Expenditure Budget Based Programs
i) Grantees that are not permitted to provide any or limited services to individuals due to COVID-19 Social Distancing mandated by Governor Pritzker are:

(1) Waived from performance of direct client related services; however, we encourage our grantee partners to seek opportunities to use alternative methods of service delivery, such as telehealth. IDHS grant program managers should collaborate with their respective grantee partners in this endeavor.

(2) Permitted to continue to charge salaries and benefits to currently active awards consistent with the recipient organization's policy of paying salaries (under unexpected or extraordinary circumstances) from all funding sources.

(3) Permitted to continue to charge Facility and Administrative (F&A) costs such as occupancy, insurance, taxes, utilities.

(4) Permitted to delay the submission of financial and performance reports for three months beyond the normal due date.

(5) That have not yet filed their single audits with the Federal Audit Clearinghouse as of the date of the issuance of this memorandum that have fiscal year-ends through June 30, 2020, are permitted to delay the completion and submission of the Single Audit reporting package, as required under Subpart F of 2 CFR § 200.501 -Audit Requirements, to six (6) months beyond the normal due date. No further action by awarding agencies is required to enact this extension. This extension does not require individual recipients and subrecipients to seek approval for the extension by the cognizant or oversight agency for audit; however, recipients and subrecipients should maintain documentation of the reason for the delayed filing. Recipients and subrecipients taking advantage of this extension would still qualify as a "low-risk auditee" under the criteria of 2 CFR § 200.520 (a)-Criteria for a low-risk auditee.

(6) Permitted to charge other costs to awards, including those necessary to resume activities. Costs must be considered necessary, reasonable, allocable, and otherwise not unallowable. Costs that are determined by the Department to not be considered necessary, reasonable, allocable, or allowable will be disallowed and subject to recovery. Program Managers should advise their grantees to seek program advice or approval should they have questions about incurring such costs.


ii) Grantees are required to:

(1) Payroll: Pay all current employees their full pay and benefits in accordance with their approved grant budget.

(2) Tax and Fringe: Remit all employer employee contributions such as payroll taxes, employment security, FICA, insurance, retirement plans. This is not an all-inclusive list.

(3) Grantees that are paid post performance will continue to submit invoices to the program and payments will be remitted as they are currently. For DHS-DRS, an invoice is equivalent to the Monthly Expenditure Report (MER).

(4) Submit their quarterly IDES Form UI-3/40 to corroborate their personnel costs as reported on incurred personnel costs reported on the periodic invoices.
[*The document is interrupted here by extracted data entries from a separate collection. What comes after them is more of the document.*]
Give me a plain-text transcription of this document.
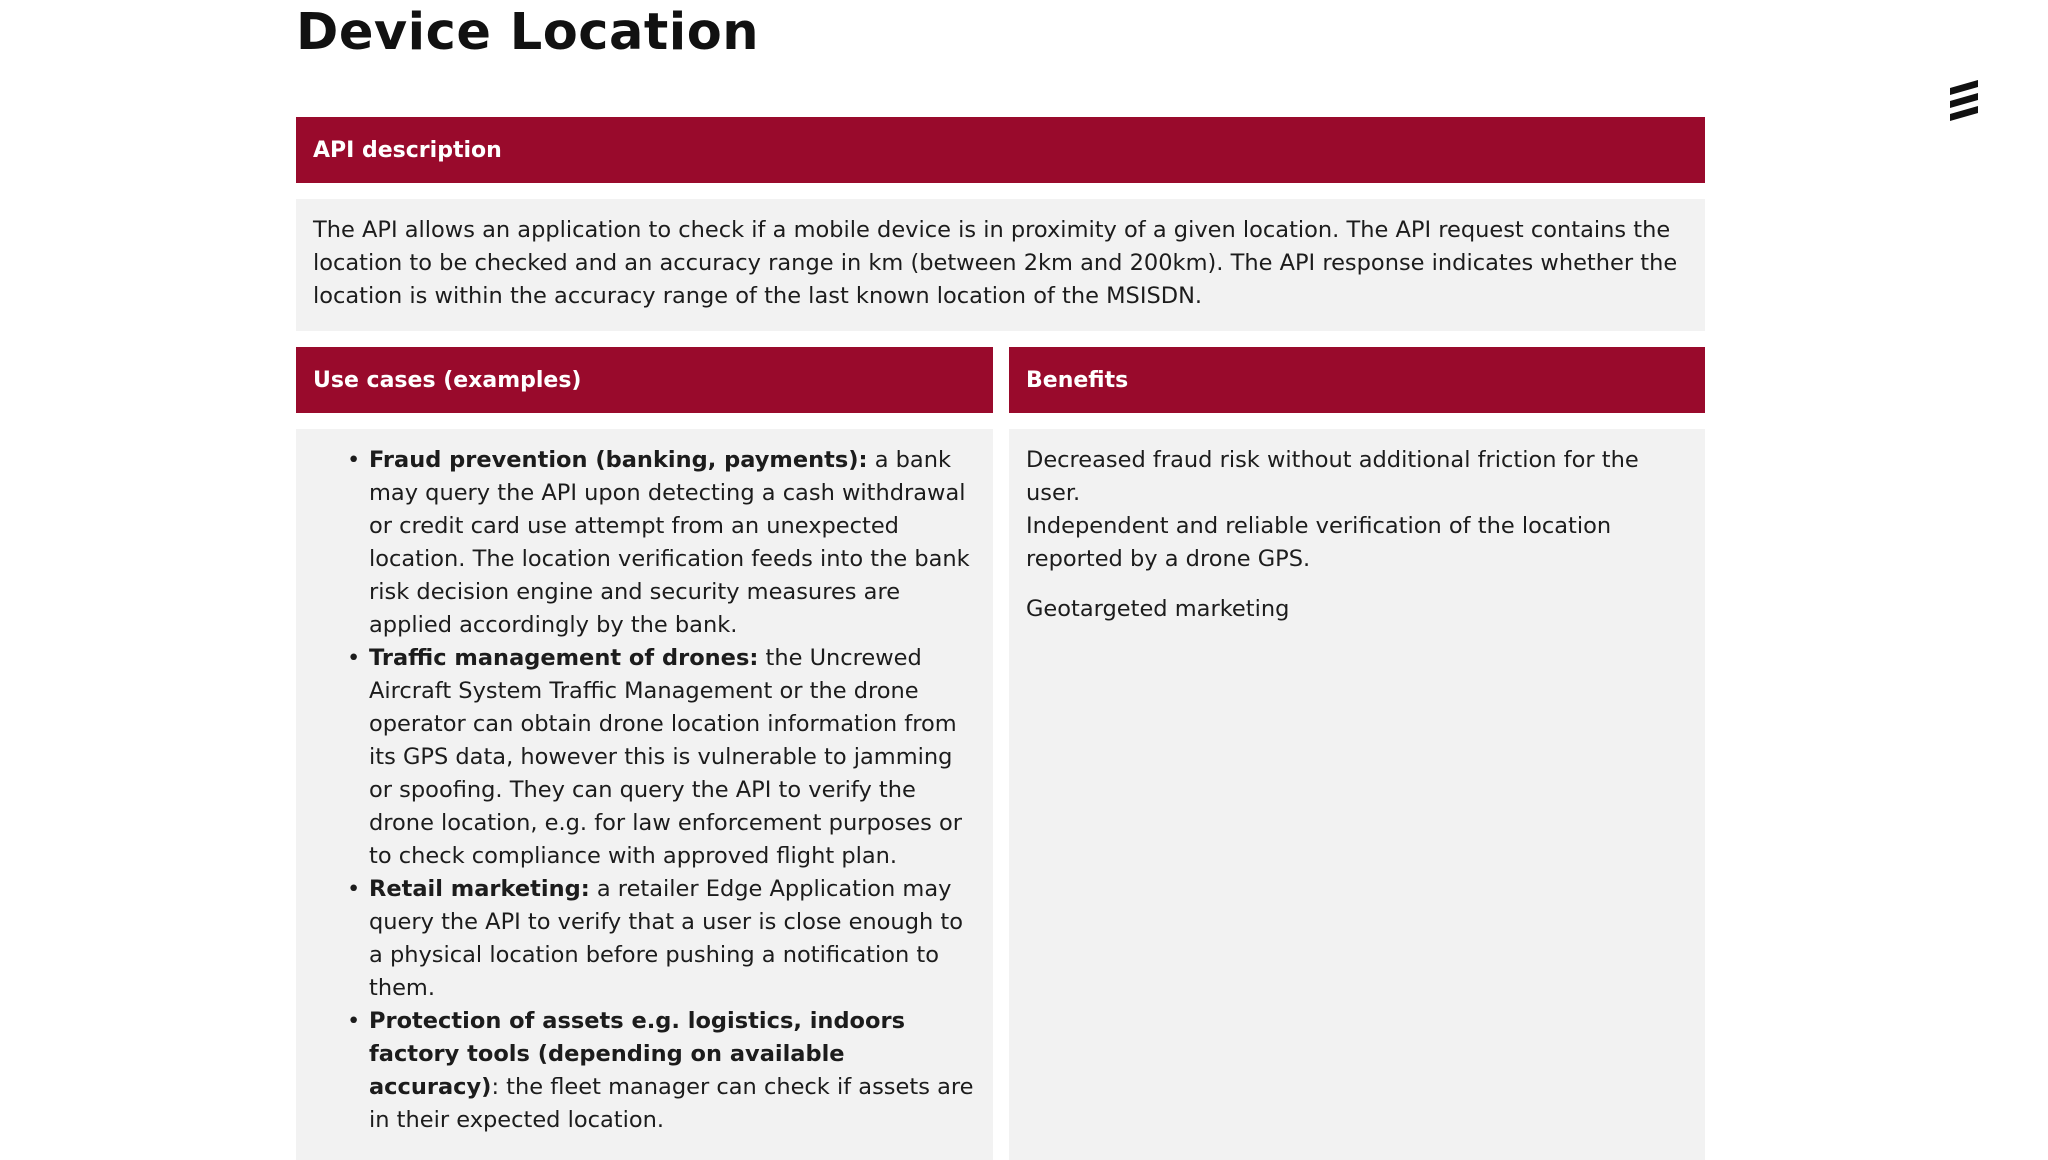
Device Location
API description
The API allows an application to check if a mobile device is in proximity of a given location. The API request contains the location to be checked and an accuracy range in km (between 2km and 200km). The API response indicates whether the location is within the accuracy range of the last known location of the MSISDN.
Use cases (examples)	Benefits
• Fraud prevention (banking, payments): a bank may query the API upon detecting a cash withdrawal or credit card use attempt from an unexpected location. The location verification feeds into the bank risk decision engine and security measures are applied accordingly by the bank.
• Traffic management of drones: the Uncrewed Aircraft System Traffic Management or the drone operator can obtain drone location information from its GPS data, however this is vulnerable to jamming or spoofing. They can query the API to verify the drone location, e.g. for law enforcement purposes or to check compliance with approved flight plan.
• Retail marketing: a retailer Edge Application may query the API to verify that a user is close enough to a physical location before pushing a notification to them.
• Protection of assets e.g. logistics, indoors factory tools (depending on available accuracy): the fleet manager can check if assets are in their expected location.

Decreased fraud risk without additional friction for the user.

Independent and reliable verification of the location reported by a drone GPS.

Geotargeted marketing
Submission will coincide with the quarterly performance and fiscal reporting due date. Note: This is a new requirement.


iii) Grantees are not permitted to:

(1) Create new bonus programs or increase salaries or hourly rates of pay for employees without written permission of the IDHS Program Manager.

(2) Pay employee bonuses without written permission of the IDHS Program Manager.


It is our intent to engage you further and answer any questions you may have during a special teleconference on April 2, 2020 at 4:00 p.m. The following call-in information should be used 1-888-494-4032, access code 338-068-3783#. You may also email questions in advance to your DRS project officer.